Les besoins spécifiques des clients non résidentiels présentés supra ont un impact important sur la façon dont sont construites les offres sur ces deux marchés mais aussi sur la structure des marchés concernés. Ainsi, du côté de l'offre, on constate qu'à ce jour seuls deux acteurs desservent à la fois les clientèles résidentielle et professionnelle, les autres opérateurs étant positionnés exclusivement sur l'une ou l'autre. Or ces deux opérateurs continuent de développer des offres tarifaires différentes pour chacune d'elles. L'Autorité note également que les canaux de distribution et de commercialisation, et plus généralement les politiques commerciales de ces opérateurs, sont distincts entre les deux clientèles.

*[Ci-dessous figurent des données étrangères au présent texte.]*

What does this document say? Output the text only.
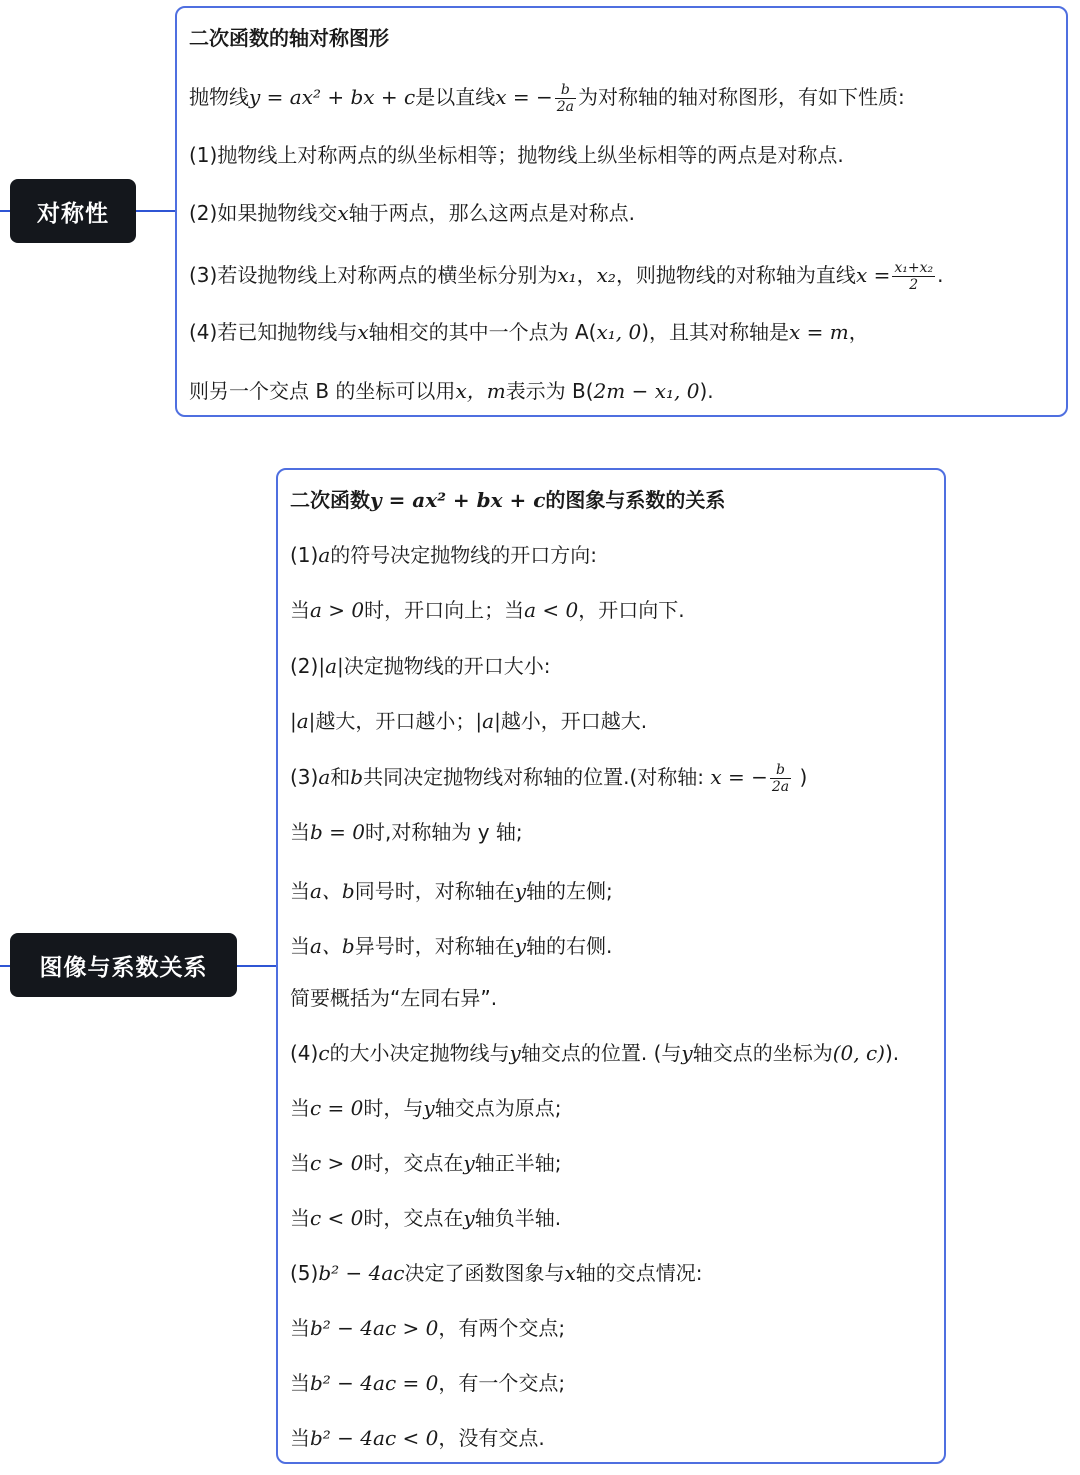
对称性
图像与系数关系
二次函数的轴对称图形
抛物线y = ax² + bx + c是以直线x = − $\frac{b}{2a}$ 为对称轴的轴对称图形，有如下性质:
(1)抛物线上对称两点的纵坐标相等；抛物线上纵坐标相等的两点是对称点.
(2)如果抛物线交x轴于两点，那么这两点是对称点.
(3)若设抛物线上对称两点的横坐标分别为x₁，x₂，则抛物线的对称轴为直线$x = \frac{\text{x₁+x₂}}{2}$ .
(4)若已知抛物线与x轴相交的其中一个点为 A(x₁, 0)，且其对称轴是x = m，
则另一个交点 B 的坐标可以用x，m表示为 B(2m − x₁, 0).
二次函数y = ax² + bx + c的图象与系数的关系
(1)a的符号决定抛物线的开口方向:
当a > 0时，开口向上；当a < 0，开口向下.
(2)|a|决定抛物线的开口大小:
|a|越大，开口越小；|a|越小，开口越大.
(3)a和b共同决定抛物线对称轴的位置.(对称轴: x = − $\frac{b}{2a}$ )
当b = 0时,对称轴为 y 轴;
当a、b同号时，对称轴在y轴的左侧;
当a、b异号时，对称轴在y轴的右侧.
简要概括为“左同右异”.
(4)c的大小决定抛物线与y轴交点的位置. (与y轴交点的坐标为(0, c)).
当c = 0时，与y轴交点为原点;
当c > 0时，交点在y轴正半轴;
当c < 0时，交点在y轴负半轴.
(5)b² − 4ac决定了函数图象与x轴的交点情况:
当b² − 4ac > 0，有两个交点;
当b² − 4ac = 0，有一个交点;
当b² − 4ac < 0，没有交点.
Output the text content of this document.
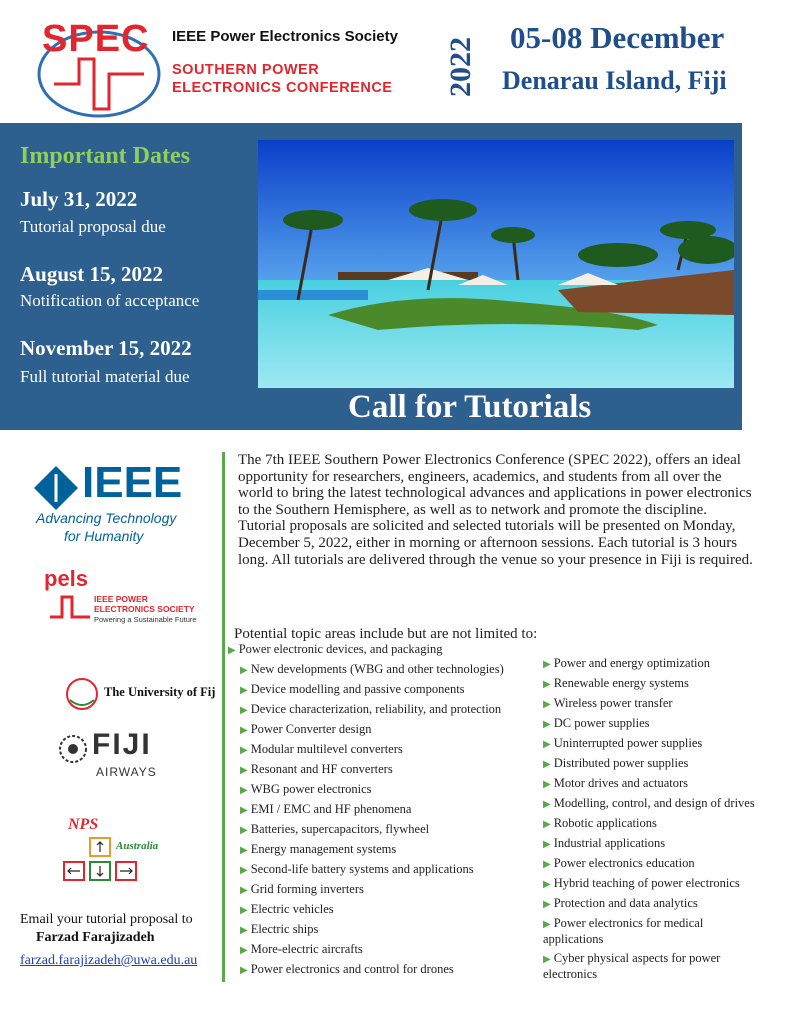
SPEC IEEE Power Electronics Society
SOUTHERN POWER
ELECTRONICS CONFERENCE 2022 05-08 December
Denarau Island, Fiji
Important Dates
July 31, 2022
Tutorial proposal due
August 15, 2022
Notification of acceptance
November 15, 2022
Full tutorial material due
Call for Tutorials
IEEE
Advancing Technology
for Humanity
pels
IEEE POWER
ELECTRONICS SOCIETY
Powering a Sustainable Future
The University of Fij
FIJI
AIRWAYS
NPS
Australia
Email your tutorial proposal to
Farzad Farajizadeh
farzad.farajizadeh@uwa.edu.au

The 7th IEEE Southern Power Electronics Conference (SPEC 2022), offers an ideal opportunity for researchers, engineers, academics, and students from all over the world to bring the latest technological advances and applications in power electronics to the Southern Hemisphere, as well as to network and promote the discipline.

Tutorial proposals are solicited and selected tutorials will be presented on Monday, December 5, 2022, either in morning or afternoon sessions. Each tutorial is 3 hours long. All tutorials are delivered through the venue so your presence in Fiji is required.

Potential topic areas include but are not limited to:
▶ Power electronic devices, and packaging
▶ New developments (WBG and other technologies)
▶ Device modelling and passive components
▶ Device characterization, reliability, and protection
▶ Power Converter design
▶ Modular multilevel converters
▶ Resonant and HF converters
▶ WBG power electronics
▶ EMI / EMC and HF phenomena
▶ Batteries, supercapacitors, flywheel
▶ Energy management systems
▶ Second-life battery systems and applications
▶ Grid forming inverters
▶ Electric vehicles
▶ Electric ships
▶ More-electric aircrafts
▶ Power electronics and control for drones
▶ Power and energy optimization
▶ Renewable energy systems
▶ Wireless power transfer
▶ DC power supplies
▶ Uninterrupted power supplies
▶ Distributed power supplies
▶ Motor drives and actuators
▶ Modelling, control, and design of drives
▶ Robotic applications
▶ Industrial applications
▶ Power electronics education
▶ Hybrid teaching of power electronics
▶ Protection and data analytics
▶ Power electronics for medical applications
▶ Cyber physical aspects for power electronics
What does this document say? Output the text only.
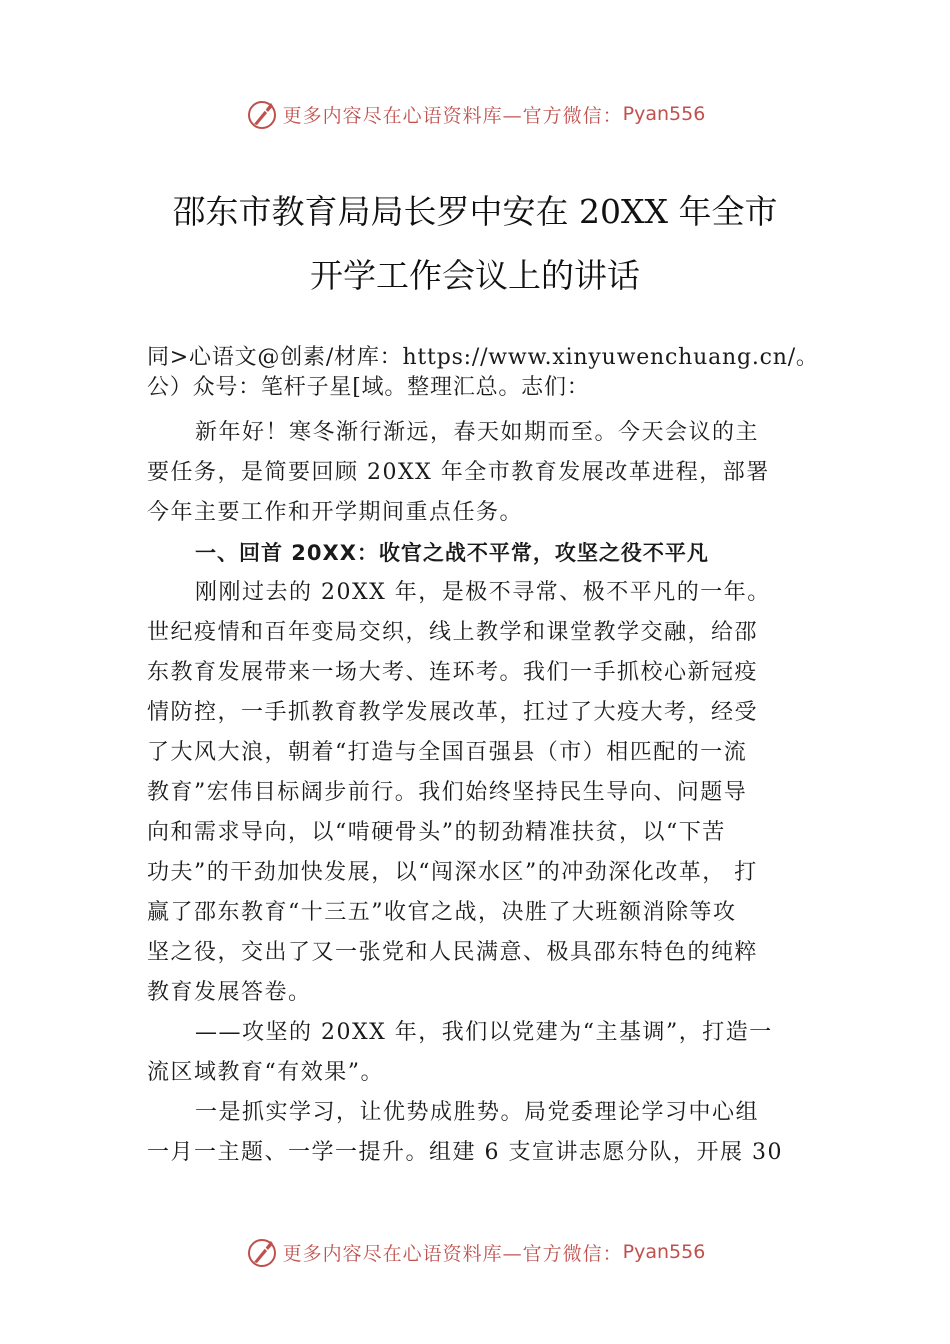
更多内容尽在心语资料库—官方微信： Pyan556
邵东市教育局局长罗中安在 20XX 年全市
开学工作会议上的讲话
同>心语文@创素/材库：https://www.xinyuwenchuang.cn/。
公）众号：笔杆子星[域。整理汇总。志们：
新年好！寒冬渐行渐远，春天如期而至。今天会议的主
要任务，是简要回顾 20XX 年全市教育发展改革进程，部署
今年主要工作和开学期间重点任务。
一、回首 20XX：收官之战不平常，攻坚之役不平凡
刚刚过去的 20XX 年，是极不寻常、极不平凡的一年。
世纪疫情和百年变局交织，线上教学和课堂教学交融，给邵
东教育发展带来一场大考、连环考。我们一手抓校心新冠疫
情防控，一手抓教育教学发展改革，扛过了大疫大考，经受
了大风大浪，朝着“打造与全国百强县（市）相匹配的一流
教育”宏伟目标阔步前行。我们始终坚持民生导向、问题导
向和需求导向，以“啃硬骨头”的韧劲精准扶贫，以“下苦
功夫”的干劲加快发展，以“闯深水区”的冲劲深化改革， 打
赢了邵东教育“十三五”收官之战，决胜了大班额消除等攻
坚之役，交出了又一张党和人民满意、极具邵东特色的纯粹
教育发展答卷。
——攻坚的 20XX 年，我们以党建为“主基调”，打造一
流区域教育“有效果”。
一是抓实学习，让优势成胜势。局党委理论学习中心组
一月一主题、一学一提升。组建 6 支宣讲志愿分队，开展 30
更多内容尽在心语资料库—官方微信： Pyan556
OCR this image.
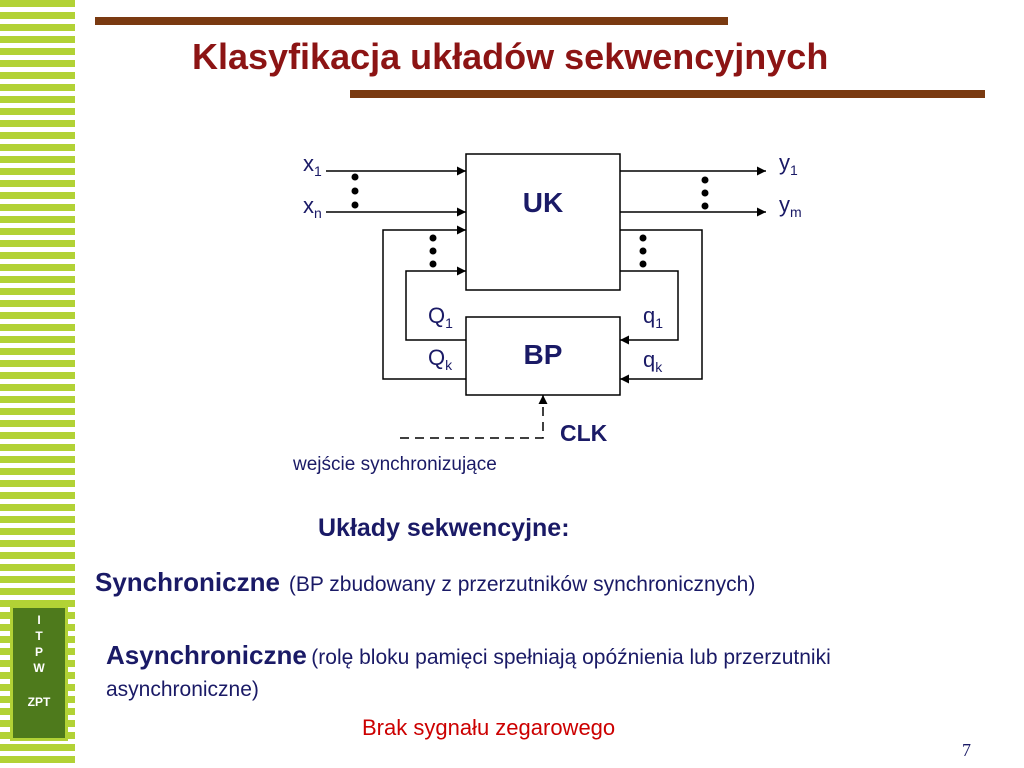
I
T
P
W
ZPT
Klasyfikacja układów sekwencyjnych
UK
BP
CLK
wejście synchronizujące
$x_1$
$x_n$
$y_1$
$y_m$
$Q_1$
$Q_k$
$q_1$
$q_k$
Układy sekwencyjne:
Synchroniczne (BP zbudowany z przerzutników synchronicznych)
Asynchroniczne (rolę bloku pamięci spełniają opóźnienia lub przerzutniki asynchroniczne)
Brak sygnału zegarowego
7
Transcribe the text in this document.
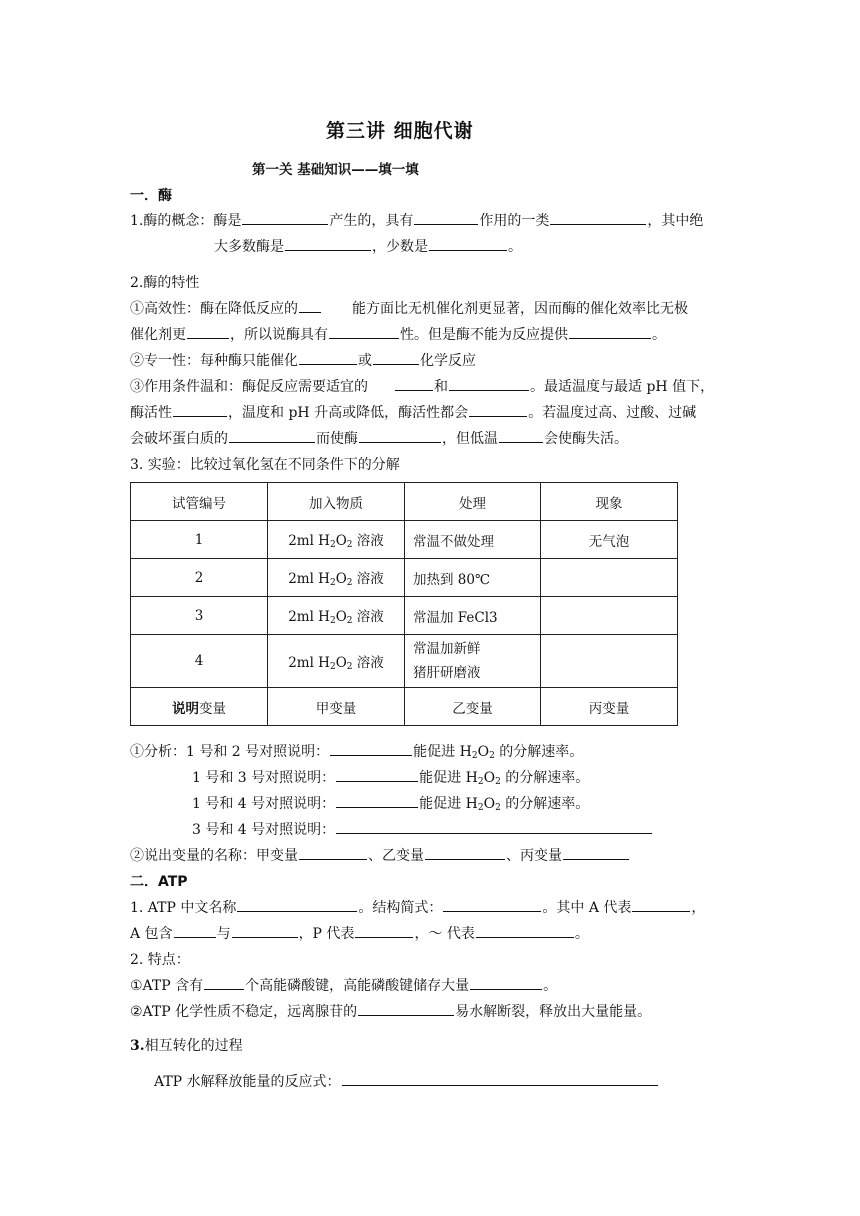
第三讲 细胞代谢
第一关 基础知识——填一填
一．酶
1.酶的概念：酶是	产生的，具有	作用的一类	，其中绝
大多数酶是	，少数是	。
2.酶的特性
①高效性：酶在降低反应的	能方面比无机催化剂更显著，因而酶的催化效率比无极
催化剂更	，所以说酶具有	性。但是酶不能为反应提供	。
②专一性：每种酶只能催化	或	化学反应
③作用条件温和：酶促反应需要适宜的	和	。最适温度与最适 pH 值下，
酶活性	，温度和 pH 升高或降低，酶活性都会	。若温度过高、过酸、过碱
会破坏蛋白质的	而使酶	，但低温	会使酶失活。
3. 实验：比较过氧化氢在不同条件下的分解
试管编号	加入物质	处理	现象
1	2ml $H_2O_2$ 溶液	常温不做处理	无气泡
2	2ml $H_2O_2$ 溶液	加热到 80℃	
3	2ml $H_2O_2$ 溶液	常温加 FeCl3	
4	2ml $H_2O_2$ 溶液	常温加新鲜
猪肝研磨液	

说明变量	甲变量	乙变量	丙变量
①分析：1 号和 2 号对照说明：	能促进 $H_2O_2$ 的分解速率。
1 号和 3 号对照说明：	能促进 $H_2O_2$ 的分解速率。
1 号和 4 号对照说明：	能促进 $H_2O_2$ 的分解速率。
3 号和 4 号对照说明：
②说出变量的名称：甲变量	、乙变量	、丙变量
二．ATP
1. ATP 中文名称	。结构简式：	。其中 A 代表	，
A 包含	与	，P 代表	，～ 代表	。
2. 特点：
①ATP 含有	个高能磷酸键，高能磷酸键储存大量	。
②ATP 化学性质不稳定，远离腺苷的	易水解断裂，释放出大量能量。
3.相互转化的过程
ATP 水解释放能量的反应式：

Ainsi, chaque offre est explicitement destinée soit aux clients résidentiels, soit aux clients professionnels. Certains petits professionnels, dont les usages sont particulièrement proches de ceux des clients résidentiels, peuvent toutefois opter pour des offres conçues pour les résidentiels, mais ce chevauchement entre les deux franges de clientèles identifiées reste marginal.
Enfin, la plus grande complexité des offres destinées au marché non résidentiel impose des contraintes particulières aux opérateurs désirant adresser ce marché. Ces derniers doivent par exemple être en mesure d'offrir des garanties de qualité de service adaptées aux besoins des clients non résidentiels (garanties de temps de rétablissement plus élevés que sur les marchés résidentiels) ou encore collaborer avec des installateurs et intégrateurs pour le déploiement des infrastructures d'accès. A titre illustratif, du fait de la plus grande complexité des offres destinées à la clientèle du marché non résidentiel (et notamment de la qualité de service à fournir), l'utilisation de l'offre de gros de vente en gros de l'accès au service téléphonique (VGAST) a été plus rapide et répandue sur le marché résidentiel. Sur le marché non résidentiel, les opérateurs alternatifs ont estimé nécessaire de procéder au préalable à des expérimentations plus élaborées.
Au vu de ces éléments, l'Autorité estime justifié de segmenter les types de clientèle sur lesquels porte la délimitation des marchés et d'analyser la clientèle résidentielle, d'une part, et la clientèle professionnelle, d'autre part.

(2) Source : Note explicative de la Commission sur sa recommandation en date du 17 décembre 2007.